20 autocorrelation
See the temperatures for Jerusalem in a 4-day interval:
20.1 question
If I know the temperature right now, what does that tell me about the temperature 10 minutes from now? How about 100 minutes? 1000 minutes?
To answer this, we need to talk about autocorrelation. Let’s start by introducing the necessary concepts.
20.2 mean and standard deviation
Let’s call our time series from above \(X\), and its length \(N\). Then:
\[ \begin{aligned} \text{mean}& &\mu &= \frac{\displaystyle\sum_{i=1}^N X_i}{N} \\ \text{standard deviation}& &\sigma &= \sqrt{\frac{\displaystyle\sum_{i=1}^N (X_i-\mu)^2}{N}} \end{aligned} \]
The mean and standard deviation can be visualized thus:
One last basic concept we need is the expected value: \[ E[X] = \sum_{i=1}^N X_i p_i \]
For our time series, the probability \(p_i\) that a given point \(X_i\) is in the dataset is simply \(1/N\), therefore the expectation becomes
\[ E[X] = \frac{\displaystyle\sum_{i=1}^N X_i}{N} \]
20.3 autocorrelation
The autocorrelation of a time series \(X\) is the answer to the following question:
if we shift \(X\) by \(\tau\) units, how similar will this be to the original signal?
In other words:
how correlated are \(X(t)\) and \(X(t+\tau)\)?

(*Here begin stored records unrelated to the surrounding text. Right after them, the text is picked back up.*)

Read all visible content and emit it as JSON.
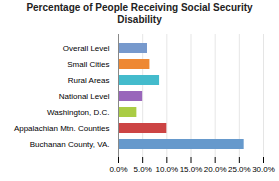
{
  "chart_data": {
    "type": "bar",
    "orientation": "horizontal",
    "title": "Percentage of People Receiving Social Security Disability",
    "categories": [
      "Buchanan County, VA.",
      "Appalachian Mtn. Counties",
      "Washington, D.C.",
      "National Level",
      "Rural Areas",
      "Small Cities",
      "Overall Level"
    ],
    "values": [
      26.0,
      10.0,
      3.8,
      5.0,
      8.5,
      6.5,
      6.0
    ],
    "colors": [
      "#6699CC",
      "#CC4444",
      "#AACC44",
      "#9966BB",
      "#44BBCC",
      "#EE8833",
      "#7799CC"
    ],
    "xlim": [
      0,
      30.0
    ],
    "xticks": [
      {
        "value": 0,
        "label": "0.0%"
      },
      {
        "value": 5,
        "label": "5.0%"
      },
      {
        "value": 10,
        "label": "10.0%"
      },
      {
        "value": 15,
        "label": "15.0%"
      },
      {
        "value": 20,
        "label": "20.0%"
      },
      {
        "value": 25,
        "label": "25.0%"
      },
      {
        "value": 30,
        "label": "30.0%"
      }
    ],
    "grid": true
  }
}
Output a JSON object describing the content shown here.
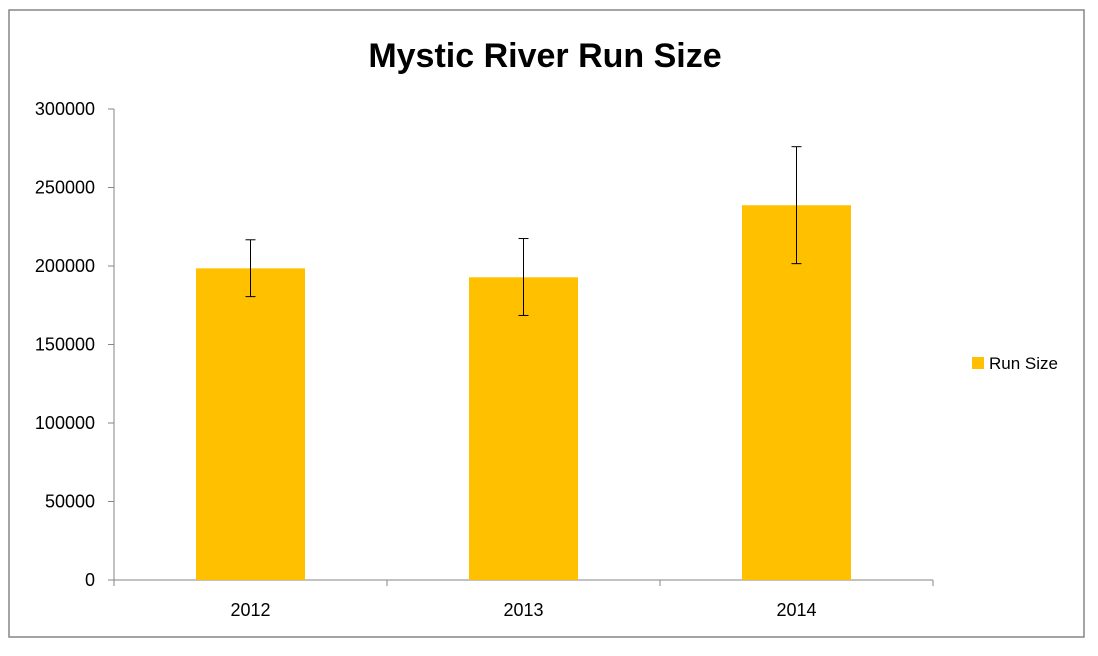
{
  "chart_data": {
    "type": "bar",
    "title": "Mystic River Run Size",
    "xlabel": "",
    "ylabel": "",
    "categories": [
      "2012",
      "2013",
      "2014"
    ],
    "series": [
      {
        "name": "Run Size",
        "values": [
          198500,
          192800,
          238700
        ],
        "error_low": [
          180500,
          168500,
          201500
        ],
        "error_high": [
          216700,
          217500,
          276000
        ],
        "color": "#FFC000"
      }
    ],
    "ylim": [
      0,
      300000
    ],
    "yticks": [
      "0",
      "50000",
      "100000",
      "150000",
      "200000",
      "250000",
      "300000"
    ],
    "grid": false,
    "legend": "right"
  }
}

Using the Pearson correlation coefficient
Pearson correlation coefficient between \(X\) and \(Y\): \[ \rho_{X,Y} = \frac{E\left[ (X - \mu_X)(X_Y - \mu_Y) \right]}{\sigma_X\sigma_Y} \]
we get
\[ \rho_{XX}(\tau) = \frac{E\left[ (X_t - \mu)(X_{t+\tau} - \mu) \right]}{\sigma^2} \]
A video is worth a billion words, so let’s see the autocorrelation in action:
A few comments:
- The autocorrelation for \(\tau=0\) (zero shift) is always 1.
[Can you prove this? All the necessary equations are above!]